La SAS Meilland X fait valoir que, non seulement M. Y ne justifie pas de l’existence d’un préjudice distinct de celui résultant de la rupture de son contrat de travail, mais qu’aucun élément n’est apporté pour caractériser l’existence même d’un comportement vexatoire de sa part dans les circonstances entourant le licenciement.
Sur ce,
Le salarié licencié peut prétendre à des dommages-intérêts en réparation d’un préjudice distinct de celui résultant de la perte de son emploi à la condition de justifier d’une faute de l’employeur dans les circonstances entourant le licenciement de nature brutale ou vexatoire et de justifier de l’existence de ce préjudice et que le licenciement soit ou non fondé sur une cause réelle et sérieuse.
En l’espèce, aucun élément n’est versé pour caractériser le comportement vexatoire et fautif de l’employeur dans les circonstances entourant le licenciement ni pour justifier de l’existence d’un préjudice distinct de celui résultant du licenciement.

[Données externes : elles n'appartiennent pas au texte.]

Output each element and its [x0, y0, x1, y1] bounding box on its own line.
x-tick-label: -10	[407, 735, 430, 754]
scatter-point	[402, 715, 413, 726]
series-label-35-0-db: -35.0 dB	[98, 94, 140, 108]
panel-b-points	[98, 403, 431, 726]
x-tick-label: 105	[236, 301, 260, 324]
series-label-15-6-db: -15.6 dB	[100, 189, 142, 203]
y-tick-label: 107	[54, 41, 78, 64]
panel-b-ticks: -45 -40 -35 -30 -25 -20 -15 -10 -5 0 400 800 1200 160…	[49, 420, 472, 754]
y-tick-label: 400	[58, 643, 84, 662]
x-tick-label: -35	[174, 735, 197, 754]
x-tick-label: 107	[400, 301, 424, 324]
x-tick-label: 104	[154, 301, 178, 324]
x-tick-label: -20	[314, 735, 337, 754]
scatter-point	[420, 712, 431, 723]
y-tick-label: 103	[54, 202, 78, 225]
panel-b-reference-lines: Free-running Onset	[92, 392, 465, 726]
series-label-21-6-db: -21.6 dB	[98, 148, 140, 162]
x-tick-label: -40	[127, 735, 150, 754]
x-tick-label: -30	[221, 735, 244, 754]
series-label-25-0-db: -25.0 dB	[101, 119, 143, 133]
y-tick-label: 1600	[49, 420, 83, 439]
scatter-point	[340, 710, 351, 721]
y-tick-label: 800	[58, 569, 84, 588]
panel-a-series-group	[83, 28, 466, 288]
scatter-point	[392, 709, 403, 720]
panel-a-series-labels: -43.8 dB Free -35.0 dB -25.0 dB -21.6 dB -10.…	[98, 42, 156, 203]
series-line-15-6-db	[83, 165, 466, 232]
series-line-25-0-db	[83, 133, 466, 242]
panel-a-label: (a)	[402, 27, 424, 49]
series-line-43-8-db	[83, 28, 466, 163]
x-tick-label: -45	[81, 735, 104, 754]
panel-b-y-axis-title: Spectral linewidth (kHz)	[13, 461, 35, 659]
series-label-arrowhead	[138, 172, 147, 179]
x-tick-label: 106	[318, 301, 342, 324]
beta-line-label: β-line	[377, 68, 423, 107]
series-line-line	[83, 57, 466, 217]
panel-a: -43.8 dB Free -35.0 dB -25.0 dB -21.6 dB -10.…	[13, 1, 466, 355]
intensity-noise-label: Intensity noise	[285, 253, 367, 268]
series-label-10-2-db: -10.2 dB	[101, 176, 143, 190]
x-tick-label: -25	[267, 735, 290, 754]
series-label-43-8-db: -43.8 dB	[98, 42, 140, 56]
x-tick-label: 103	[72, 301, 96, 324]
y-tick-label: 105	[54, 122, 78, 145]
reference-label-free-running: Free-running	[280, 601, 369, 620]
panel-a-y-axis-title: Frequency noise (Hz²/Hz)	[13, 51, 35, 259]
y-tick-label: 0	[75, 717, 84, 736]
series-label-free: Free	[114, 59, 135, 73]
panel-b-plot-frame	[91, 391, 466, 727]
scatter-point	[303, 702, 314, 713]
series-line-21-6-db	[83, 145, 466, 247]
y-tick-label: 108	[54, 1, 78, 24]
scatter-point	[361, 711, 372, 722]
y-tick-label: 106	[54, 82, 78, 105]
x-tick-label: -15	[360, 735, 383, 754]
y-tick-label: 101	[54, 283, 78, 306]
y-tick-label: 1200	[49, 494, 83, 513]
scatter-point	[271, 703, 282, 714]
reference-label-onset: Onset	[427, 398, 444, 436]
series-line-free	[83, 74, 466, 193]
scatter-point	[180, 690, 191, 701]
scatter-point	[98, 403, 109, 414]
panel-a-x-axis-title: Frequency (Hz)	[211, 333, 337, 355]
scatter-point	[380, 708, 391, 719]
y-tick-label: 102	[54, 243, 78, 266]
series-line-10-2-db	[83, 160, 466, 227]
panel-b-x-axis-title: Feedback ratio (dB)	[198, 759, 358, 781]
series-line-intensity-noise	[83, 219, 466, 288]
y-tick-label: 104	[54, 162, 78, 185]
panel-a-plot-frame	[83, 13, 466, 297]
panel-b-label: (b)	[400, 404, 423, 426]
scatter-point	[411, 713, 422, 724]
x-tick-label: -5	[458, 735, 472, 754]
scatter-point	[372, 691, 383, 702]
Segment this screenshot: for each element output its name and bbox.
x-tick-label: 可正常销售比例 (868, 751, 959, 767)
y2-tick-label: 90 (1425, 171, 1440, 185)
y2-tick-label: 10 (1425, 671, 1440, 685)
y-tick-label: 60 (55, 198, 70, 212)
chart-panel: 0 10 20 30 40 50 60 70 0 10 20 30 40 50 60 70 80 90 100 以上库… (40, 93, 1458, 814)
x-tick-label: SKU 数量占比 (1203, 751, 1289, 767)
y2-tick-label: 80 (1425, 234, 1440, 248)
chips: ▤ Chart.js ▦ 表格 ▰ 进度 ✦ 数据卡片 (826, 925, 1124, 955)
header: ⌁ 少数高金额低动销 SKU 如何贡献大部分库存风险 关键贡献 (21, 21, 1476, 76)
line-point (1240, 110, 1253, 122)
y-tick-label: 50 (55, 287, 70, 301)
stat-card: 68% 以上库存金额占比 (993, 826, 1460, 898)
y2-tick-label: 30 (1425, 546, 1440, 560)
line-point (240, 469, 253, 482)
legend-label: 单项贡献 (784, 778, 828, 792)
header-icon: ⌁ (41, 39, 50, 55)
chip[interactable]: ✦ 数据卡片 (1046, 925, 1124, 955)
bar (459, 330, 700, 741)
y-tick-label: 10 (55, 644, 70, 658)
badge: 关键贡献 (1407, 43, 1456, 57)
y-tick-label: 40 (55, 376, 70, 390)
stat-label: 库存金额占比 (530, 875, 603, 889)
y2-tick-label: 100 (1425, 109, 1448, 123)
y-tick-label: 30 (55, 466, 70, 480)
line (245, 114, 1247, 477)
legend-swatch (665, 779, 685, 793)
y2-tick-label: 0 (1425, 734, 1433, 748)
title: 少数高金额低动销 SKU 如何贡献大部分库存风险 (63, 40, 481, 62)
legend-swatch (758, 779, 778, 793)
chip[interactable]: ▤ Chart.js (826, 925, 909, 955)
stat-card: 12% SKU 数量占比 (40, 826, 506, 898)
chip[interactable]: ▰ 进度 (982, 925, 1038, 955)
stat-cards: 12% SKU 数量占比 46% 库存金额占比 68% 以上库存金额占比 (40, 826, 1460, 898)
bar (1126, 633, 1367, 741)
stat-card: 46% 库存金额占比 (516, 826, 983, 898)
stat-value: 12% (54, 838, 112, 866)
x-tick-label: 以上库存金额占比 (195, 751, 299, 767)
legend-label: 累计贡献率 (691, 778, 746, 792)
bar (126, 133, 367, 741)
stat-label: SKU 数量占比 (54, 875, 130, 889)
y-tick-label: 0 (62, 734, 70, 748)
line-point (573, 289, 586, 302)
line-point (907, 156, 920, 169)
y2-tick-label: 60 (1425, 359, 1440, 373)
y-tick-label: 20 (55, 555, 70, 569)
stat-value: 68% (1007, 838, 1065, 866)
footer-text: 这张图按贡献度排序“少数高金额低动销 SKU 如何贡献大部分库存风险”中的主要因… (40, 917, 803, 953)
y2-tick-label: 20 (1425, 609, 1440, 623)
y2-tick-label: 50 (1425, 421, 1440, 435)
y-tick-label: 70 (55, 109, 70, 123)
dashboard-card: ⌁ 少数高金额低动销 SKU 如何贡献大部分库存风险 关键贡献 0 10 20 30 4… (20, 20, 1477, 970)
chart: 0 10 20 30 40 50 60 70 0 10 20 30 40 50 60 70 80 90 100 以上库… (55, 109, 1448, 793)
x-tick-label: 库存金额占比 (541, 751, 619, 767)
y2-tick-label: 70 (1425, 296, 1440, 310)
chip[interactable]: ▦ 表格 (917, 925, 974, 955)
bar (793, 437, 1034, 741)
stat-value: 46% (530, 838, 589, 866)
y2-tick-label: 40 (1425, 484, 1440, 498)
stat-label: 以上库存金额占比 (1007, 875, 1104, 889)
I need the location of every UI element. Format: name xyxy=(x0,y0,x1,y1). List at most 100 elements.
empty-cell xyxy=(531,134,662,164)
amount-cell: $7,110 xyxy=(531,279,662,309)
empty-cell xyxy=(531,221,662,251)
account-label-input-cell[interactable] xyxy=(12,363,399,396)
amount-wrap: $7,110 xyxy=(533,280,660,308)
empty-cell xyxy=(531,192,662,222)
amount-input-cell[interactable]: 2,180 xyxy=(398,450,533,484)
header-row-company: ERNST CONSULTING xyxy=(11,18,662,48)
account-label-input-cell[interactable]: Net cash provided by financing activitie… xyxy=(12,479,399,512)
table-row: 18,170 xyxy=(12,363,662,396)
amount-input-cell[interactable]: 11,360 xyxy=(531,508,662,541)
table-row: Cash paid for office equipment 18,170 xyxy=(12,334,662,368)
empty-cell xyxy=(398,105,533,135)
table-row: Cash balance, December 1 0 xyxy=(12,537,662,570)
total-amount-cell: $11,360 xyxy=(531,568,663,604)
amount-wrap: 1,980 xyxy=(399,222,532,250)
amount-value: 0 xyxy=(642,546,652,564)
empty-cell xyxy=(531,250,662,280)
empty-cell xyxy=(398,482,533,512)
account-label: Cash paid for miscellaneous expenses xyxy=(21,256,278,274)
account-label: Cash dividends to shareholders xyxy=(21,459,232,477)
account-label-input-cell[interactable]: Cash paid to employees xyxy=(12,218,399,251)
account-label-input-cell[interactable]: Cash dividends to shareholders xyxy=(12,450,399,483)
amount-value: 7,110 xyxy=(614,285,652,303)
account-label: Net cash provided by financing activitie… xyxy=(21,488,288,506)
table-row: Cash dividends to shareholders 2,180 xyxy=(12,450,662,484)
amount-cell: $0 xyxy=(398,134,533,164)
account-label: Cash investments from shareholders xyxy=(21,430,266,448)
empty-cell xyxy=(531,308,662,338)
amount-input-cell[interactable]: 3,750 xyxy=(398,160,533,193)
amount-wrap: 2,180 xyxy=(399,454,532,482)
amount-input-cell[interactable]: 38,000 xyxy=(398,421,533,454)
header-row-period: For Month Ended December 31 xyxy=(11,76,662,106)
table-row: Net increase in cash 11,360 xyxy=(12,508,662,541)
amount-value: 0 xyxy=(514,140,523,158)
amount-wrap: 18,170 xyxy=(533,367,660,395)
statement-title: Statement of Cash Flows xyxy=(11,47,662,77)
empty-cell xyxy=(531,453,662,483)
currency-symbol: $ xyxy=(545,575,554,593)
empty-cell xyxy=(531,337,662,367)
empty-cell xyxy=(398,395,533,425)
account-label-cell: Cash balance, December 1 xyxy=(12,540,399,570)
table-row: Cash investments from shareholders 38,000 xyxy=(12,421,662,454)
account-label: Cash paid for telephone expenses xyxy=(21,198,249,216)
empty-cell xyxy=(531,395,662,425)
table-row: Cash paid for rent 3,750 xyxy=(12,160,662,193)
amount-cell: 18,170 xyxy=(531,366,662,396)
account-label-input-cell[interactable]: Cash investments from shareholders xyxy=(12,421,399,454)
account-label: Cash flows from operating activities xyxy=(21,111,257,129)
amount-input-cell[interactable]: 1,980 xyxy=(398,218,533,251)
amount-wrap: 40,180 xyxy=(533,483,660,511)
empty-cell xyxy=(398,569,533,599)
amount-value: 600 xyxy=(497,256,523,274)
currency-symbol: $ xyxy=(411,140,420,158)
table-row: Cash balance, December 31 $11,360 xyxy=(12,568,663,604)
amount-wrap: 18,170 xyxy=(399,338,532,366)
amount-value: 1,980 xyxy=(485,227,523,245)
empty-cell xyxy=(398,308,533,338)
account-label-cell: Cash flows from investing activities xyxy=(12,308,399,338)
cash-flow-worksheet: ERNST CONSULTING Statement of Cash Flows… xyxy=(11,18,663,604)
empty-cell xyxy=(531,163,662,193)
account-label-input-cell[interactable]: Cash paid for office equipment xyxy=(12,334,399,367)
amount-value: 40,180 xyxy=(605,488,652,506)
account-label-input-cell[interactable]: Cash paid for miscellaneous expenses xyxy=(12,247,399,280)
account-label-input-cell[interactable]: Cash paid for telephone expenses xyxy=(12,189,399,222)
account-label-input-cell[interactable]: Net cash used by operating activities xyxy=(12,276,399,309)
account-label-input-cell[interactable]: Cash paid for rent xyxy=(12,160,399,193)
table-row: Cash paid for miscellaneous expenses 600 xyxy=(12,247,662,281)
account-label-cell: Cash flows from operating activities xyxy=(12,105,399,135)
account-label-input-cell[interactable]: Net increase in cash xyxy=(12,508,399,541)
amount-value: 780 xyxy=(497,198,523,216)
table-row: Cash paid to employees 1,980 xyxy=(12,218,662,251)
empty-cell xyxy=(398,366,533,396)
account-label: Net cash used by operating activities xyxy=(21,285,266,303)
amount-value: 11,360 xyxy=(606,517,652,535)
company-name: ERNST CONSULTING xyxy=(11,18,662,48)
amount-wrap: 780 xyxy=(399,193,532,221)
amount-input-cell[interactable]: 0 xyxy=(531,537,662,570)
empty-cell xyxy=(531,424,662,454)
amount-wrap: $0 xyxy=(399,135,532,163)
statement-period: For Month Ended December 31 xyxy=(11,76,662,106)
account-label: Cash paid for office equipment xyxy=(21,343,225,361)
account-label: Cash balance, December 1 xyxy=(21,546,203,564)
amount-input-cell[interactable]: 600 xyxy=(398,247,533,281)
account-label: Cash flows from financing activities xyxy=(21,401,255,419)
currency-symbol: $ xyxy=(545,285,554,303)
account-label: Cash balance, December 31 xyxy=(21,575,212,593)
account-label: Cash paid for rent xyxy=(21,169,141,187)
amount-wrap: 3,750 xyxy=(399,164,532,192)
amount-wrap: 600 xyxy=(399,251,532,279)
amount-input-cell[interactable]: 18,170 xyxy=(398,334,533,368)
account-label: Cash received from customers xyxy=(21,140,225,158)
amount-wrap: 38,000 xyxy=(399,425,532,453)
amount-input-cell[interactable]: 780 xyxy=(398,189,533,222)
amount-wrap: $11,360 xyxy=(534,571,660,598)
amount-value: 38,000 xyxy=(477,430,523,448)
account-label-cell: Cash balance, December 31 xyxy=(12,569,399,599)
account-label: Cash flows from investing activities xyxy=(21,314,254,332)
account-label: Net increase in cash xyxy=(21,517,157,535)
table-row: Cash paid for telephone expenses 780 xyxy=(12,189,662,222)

La demande de M. Y sera rejetée par voie de réformation du jugement déféré.
Sur les demandes accessoires :
M. Y, partie perdante doit être condamnée aux dépens.
L’équité commande de ne pas faire application des dispositions de l’article 700 du code de procédure civile.
PAR CES MOTIFS :
La cour, statuant contradictoirement après en avoir délibéré conformément à la loi,
DECLARE la SAS MEILLAND X recevable en son appel,
INFIRME en toutes ses dispositions le jugement déféré,
STATUANT à nouveau sur les chefs d’infirmation,
DIT que le licenciement de M. Y est fondé sur une cause réelle et sérieuse,
DEBOUTE M. Y de l’ensemble de ses demandes,
DIT n’y avoir à application des dispositions de l’article 700 du code de procédure civile,
CONDAMNE M. Y aux dépens de l’instance.
Prononcé publiquement par mise à disposition de l’arrêt au greffe de la Cour, les parties ayant été préalablement avisées dans les conditions prévues au deuxième alinéa de l’article 450 du code de procédure civile.
Signé par Madame Valéry CHARBONNIER, Conseillère faisant fonction de Présidente, et par Madame Mériem CASTE-BELKADI, Greffière, à qui la minute de la décision a été remise par la magistrate signataire.